My column from the June 27, 2007 edition of the Greenhorn Valley View:
Well, we did it. We made it through an entire month, attempting to not spend any unnecessary money. It was quite possibly the longest month in the history of man. To be honest, we weren’t absolutely successful. There were a few times we spent money we didn’t need to: repairing a blown tire caused us to get home really late one evening, so we stopped in town for some dinner; we bought a couple of unnecessary grocery items (coffee creamer, sodas); and we bought some books at our recent out of town convention. On the whole, however, we spent a lot less money than we normally would have, and in that sense I consider the experiment a success.
While I’m glad we did it, I don’t think we’ll be doing it again anytime soon. Not being able to spend money when we wanted to caused no end of frustration. Having money means having power. I can bring items under my control simply by running to the store to purchase them. Not being able to spend money required us to think of other ways of getting things done. Money is also a social lubricant. Taking a friend out to lunch or buying a store bought gift communicates to the other person that they are more important than the $14.95 I spent on their meal or gift.

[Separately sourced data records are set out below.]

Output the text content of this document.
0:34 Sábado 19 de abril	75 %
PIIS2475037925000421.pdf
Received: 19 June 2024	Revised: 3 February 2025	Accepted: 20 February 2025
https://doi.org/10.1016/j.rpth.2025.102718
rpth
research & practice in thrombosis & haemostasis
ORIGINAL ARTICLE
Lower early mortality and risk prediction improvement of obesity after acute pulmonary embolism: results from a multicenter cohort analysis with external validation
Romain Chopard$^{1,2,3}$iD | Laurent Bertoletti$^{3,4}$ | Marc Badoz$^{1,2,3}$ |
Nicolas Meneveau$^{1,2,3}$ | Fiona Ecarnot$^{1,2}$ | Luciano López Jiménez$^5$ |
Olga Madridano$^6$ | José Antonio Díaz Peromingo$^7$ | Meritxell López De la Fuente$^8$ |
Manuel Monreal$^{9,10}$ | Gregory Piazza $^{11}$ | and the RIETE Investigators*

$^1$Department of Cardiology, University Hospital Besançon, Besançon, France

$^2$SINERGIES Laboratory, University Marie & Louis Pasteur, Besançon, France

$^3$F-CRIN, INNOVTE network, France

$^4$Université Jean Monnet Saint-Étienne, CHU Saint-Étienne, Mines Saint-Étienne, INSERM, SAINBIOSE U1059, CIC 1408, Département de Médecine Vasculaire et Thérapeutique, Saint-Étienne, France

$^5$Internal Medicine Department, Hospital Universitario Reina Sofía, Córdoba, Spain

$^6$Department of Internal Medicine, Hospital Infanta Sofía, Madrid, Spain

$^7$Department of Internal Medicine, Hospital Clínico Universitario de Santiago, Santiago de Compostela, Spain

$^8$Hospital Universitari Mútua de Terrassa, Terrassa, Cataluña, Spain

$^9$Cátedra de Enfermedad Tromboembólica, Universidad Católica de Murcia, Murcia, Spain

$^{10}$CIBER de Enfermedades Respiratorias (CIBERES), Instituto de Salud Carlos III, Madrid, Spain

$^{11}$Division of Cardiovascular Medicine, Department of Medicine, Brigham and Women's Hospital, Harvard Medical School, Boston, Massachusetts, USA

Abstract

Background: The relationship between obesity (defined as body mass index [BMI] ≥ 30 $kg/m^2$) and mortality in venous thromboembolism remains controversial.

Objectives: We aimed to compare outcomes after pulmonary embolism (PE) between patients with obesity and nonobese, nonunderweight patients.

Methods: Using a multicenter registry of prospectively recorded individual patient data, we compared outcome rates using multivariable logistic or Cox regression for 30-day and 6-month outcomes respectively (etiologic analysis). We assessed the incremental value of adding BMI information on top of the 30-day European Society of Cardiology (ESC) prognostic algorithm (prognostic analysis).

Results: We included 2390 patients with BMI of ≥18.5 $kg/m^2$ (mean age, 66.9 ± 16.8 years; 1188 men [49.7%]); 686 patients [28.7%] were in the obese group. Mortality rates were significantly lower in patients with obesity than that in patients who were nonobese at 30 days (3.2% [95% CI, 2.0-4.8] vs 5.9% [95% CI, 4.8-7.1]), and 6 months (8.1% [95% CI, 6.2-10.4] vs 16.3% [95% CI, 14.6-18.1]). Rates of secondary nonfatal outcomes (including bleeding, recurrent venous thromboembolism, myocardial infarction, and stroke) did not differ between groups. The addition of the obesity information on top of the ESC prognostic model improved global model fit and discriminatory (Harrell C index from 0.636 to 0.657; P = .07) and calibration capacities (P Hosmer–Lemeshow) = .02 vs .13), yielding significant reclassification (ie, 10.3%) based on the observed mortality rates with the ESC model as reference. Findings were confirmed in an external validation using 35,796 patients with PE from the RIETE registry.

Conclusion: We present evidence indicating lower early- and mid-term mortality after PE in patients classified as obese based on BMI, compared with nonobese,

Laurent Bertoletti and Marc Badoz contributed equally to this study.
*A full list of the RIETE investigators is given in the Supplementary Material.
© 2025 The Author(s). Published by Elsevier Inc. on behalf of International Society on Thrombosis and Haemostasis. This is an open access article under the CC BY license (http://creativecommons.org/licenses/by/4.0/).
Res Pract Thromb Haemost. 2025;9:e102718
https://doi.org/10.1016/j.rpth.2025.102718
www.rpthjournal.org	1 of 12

In spite of all the downsides to not spending money, I learned some fairly significant upsides. While spending money can bring things and people under our control, there is another level above the level of spending that is more powerful yet. What if my friend and I, instead of going to lunch, helped a neighbor dig a ditch, or paint a house, or put up a roof? Now I have communicated to my friend that working side by side with him for a cause outside of ourselves is more important than the lunch I would have spent $14.95 on. I have done something significant for somebody else, while simultaneously strengthening the bond between my friend and me. It’s not easy, of course, and I’ll be the first to admit I prefer the easy path. But if we put forth the effort, I think we can accomplish much more without our money than with it.